Jensen schüttelte den Kopf.

»Hier hat die Nacht kein Polizist gestanden.«

»Kein Polizist gestanden!« Die Stimme Holzschneiders überschlug sich vor Wut. »Den Kerl kassier' ich! Den schmeiß' ich 'raus! Den bring' ich vors Gericht.«

»Das, mein verehrtester Herr Baurat, können Sie halten wie die Dachdecker, das geht mich persönlich nichts an«, erwiderte Jensen.

Die unerschütterliche Ruhe Jensens brachte den Baurat zur vollkommenen Raserei.

»Und Ihnen«, schrie er wütend, »Ihnen verbiete ich es ein für allemal, die Brücke in öffentlichen Verkehr zu nehmen . . .«

Jensen schmunzelte.

»Hochverehrter Herr Baurat, Sie überschreiten Ihre Befugnisse.

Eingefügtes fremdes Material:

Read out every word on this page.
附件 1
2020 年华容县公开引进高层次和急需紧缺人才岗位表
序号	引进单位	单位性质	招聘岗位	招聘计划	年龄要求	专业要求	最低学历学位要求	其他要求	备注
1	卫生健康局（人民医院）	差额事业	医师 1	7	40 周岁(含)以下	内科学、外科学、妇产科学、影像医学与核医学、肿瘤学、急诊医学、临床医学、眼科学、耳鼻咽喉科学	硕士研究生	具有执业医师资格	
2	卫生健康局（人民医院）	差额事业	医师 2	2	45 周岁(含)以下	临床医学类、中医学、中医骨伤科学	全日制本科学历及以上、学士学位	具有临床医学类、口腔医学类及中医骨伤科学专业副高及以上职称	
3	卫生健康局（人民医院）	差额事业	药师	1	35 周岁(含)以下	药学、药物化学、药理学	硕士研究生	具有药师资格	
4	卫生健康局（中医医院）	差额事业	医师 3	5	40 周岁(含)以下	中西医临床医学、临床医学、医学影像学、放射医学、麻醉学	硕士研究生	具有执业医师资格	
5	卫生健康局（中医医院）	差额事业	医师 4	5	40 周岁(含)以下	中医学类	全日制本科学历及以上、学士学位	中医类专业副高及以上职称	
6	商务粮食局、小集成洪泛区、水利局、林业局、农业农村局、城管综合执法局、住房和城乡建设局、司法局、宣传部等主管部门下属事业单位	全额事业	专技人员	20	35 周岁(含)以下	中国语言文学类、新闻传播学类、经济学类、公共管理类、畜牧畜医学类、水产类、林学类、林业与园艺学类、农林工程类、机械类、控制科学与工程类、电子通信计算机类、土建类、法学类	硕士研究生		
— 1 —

Sie vergessen, daß sich Ihre Jurisdiktion nur über Bodenberg und die Bodenberger erstreckt. Aber ich will Ihnen entgegenkommen. Wenn ein Passant sich beim Betreten der Brücke als Bodenberger legitimiert, sind wir bereit, ein Brückengeld von ihm zu nehmen.«

Das schlug dem Faß den Boden aus.

»Sie werden noch von mir hören«, brüllte Holzschneider und trabte in der Richtung nach Bodenberg davon.

Wendt rieb sich die Hände. »Ich glaube, Herr Baumeister, das hat ihm den Rest gegeben.«

Jensen lachte.

»Bis er zum Rathaus kommt, wird seine Wut sich etwas gelegt haben. Letzten Endes ist er der Blamierte bei der Geschichte und so etwas wirkt auf die Dauer abkühlend.«

Jensen behielt recht. Acht Tage später kam endlich die Konzession, und von einem Brückengeld war nicht mehr die Rede.